III. The institution of the ordinance of marriage, and the settling of the law of it, Ge 2:24. The sabbath and marriage were two ordinances instituted in innocency, the former for the preservation of the church, the latter for the preservation of the world of mankind. It appears (by Mt 19:4-5) that it was God himself who said here, “A man must leave all his relations, to cleave to his wife;” but whether he spoke it by Moses, the penman, or by Adam (who spoke, Ge 2:23), is uncertain. It should seem, they are the words of Adam, in God’s name, laying down this law to all his posterity.
1. See here how great the virtue of a divine ordinance is; the bonds of it are stronger even than those of nature. To whom can we be more firmly bound than the fathers that begat us and the mothers that bore us? Yet the son must quit them, to be joined to his wife, and the daughter forget them, to cleave to her husband, Ps 45:10-11.
2. See how necessary it is that children should take their parents’ consent along with them in their marriage, and how unjust those are to their parents, as well as undutiful, who marry without it; for they rob them of their right to them, and interest in them, and alienate it to another, fraudulently and unnaturally.
3. See what need there is both of prudence and prayer in the choice of this relation, which is so near and so lasting. That had need be well done which is to be done for life.
4. See how firm the bond of marriage is, not to be divided and weakened by having many wives (Mal 2:15) nor to be broken or cut off by divorce, for any cause but fornication, or voluntary desertion.
5. See how dear the affection ought to be between husband and wife, such as there is to our own bodies, Eph 5:28. These two are one flesh; let them then be one soul.

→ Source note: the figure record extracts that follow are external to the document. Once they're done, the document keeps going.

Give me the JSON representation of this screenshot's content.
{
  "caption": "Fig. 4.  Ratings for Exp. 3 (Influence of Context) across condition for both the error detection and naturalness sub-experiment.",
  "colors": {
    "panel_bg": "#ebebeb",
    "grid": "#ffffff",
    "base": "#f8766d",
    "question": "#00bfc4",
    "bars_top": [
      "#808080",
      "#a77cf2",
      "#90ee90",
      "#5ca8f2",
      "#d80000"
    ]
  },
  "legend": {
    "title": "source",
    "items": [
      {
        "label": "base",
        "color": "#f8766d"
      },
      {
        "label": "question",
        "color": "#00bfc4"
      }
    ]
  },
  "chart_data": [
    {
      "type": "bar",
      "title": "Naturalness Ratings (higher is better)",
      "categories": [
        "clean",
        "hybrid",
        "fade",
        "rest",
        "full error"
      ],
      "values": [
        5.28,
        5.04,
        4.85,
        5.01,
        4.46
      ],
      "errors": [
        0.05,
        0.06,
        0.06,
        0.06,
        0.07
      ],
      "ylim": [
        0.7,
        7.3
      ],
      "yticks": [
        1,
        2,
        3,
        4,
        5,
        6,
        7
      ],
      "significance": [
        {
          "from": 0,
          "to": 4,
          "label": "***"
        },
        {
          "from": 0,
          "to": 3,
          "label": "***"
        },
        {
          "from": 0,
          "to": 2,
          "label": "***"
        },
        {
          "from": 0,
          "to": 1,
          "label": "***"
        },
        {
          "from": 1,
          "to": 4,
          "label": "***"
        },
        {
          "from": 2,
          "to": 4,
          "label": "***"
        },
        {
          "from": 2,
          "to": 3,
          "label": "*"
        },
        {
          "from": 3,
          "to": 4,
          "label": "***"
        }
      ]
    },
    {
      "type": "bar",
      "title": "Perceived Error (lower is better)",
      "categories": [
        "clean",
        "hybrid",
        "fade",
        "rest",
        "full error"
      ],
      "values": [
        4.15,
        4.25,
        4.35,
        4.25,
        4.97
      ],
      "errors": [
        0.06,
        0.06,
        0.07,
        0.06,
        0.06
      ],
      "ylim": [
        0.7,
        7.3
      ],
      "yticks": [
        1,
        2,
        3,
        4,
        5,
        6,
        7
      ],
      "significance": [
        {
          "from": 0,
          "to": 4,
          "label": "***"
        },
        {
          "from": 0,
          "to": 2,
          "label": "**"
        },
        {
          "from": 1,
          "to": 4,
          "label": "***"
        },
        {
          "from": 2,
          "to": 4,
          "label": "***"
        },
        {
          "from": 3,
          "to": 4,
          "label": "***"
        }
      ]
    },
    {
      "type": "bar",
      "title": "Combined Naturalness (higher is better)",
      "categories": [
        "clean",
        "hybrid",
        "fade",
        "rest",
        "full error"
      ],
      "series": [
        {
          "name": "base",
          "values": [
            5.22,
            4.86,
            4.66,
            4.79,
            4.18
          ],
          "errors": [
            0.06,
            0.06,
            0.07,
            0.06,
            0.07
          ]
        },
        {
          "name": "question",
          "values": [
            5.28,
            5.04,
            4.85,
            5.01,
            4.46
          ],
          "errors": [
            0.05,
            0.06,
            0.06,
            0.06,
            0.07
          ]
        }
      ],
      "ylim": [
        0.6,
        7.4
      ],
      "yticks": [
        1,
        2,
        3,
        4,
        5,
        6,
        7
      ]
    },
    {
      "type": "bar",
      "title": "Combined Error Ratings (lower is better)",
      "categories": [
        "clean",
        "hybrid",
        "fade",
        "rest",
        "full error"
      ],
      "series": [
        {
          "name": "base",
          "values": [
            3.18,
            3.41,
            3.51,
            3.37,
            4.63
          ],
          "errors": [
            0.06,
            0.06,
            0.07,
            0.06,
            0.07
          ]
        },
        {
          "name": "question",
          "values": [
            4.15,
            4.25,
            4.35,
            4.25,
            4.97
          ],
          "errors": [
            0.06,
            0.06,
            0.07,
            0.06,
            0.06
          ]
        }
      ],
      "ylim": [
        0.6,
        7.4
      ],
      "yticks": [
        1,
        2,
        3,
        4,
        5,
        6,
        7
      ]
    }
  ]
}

IV. An evidence of the purity and innocency of that state wherein our first parents were created, Ge 2:25. They were both naked. They needed no clothes for defense against cold nor heat, for neither could be injurious to them. They needed none for ornament. Solomon in all his glory was not arrayed like one of these. Nay, they needed none for decency; they were naked, and had no reason to be ashamed. They knew not what shame was, so the Chaldee reads it. Blushing is now the colour of virtue, but it was not then the colour of innocency. Those that had no sin in their conscience might well have no shame in their faces, though they had no clothes to their backs.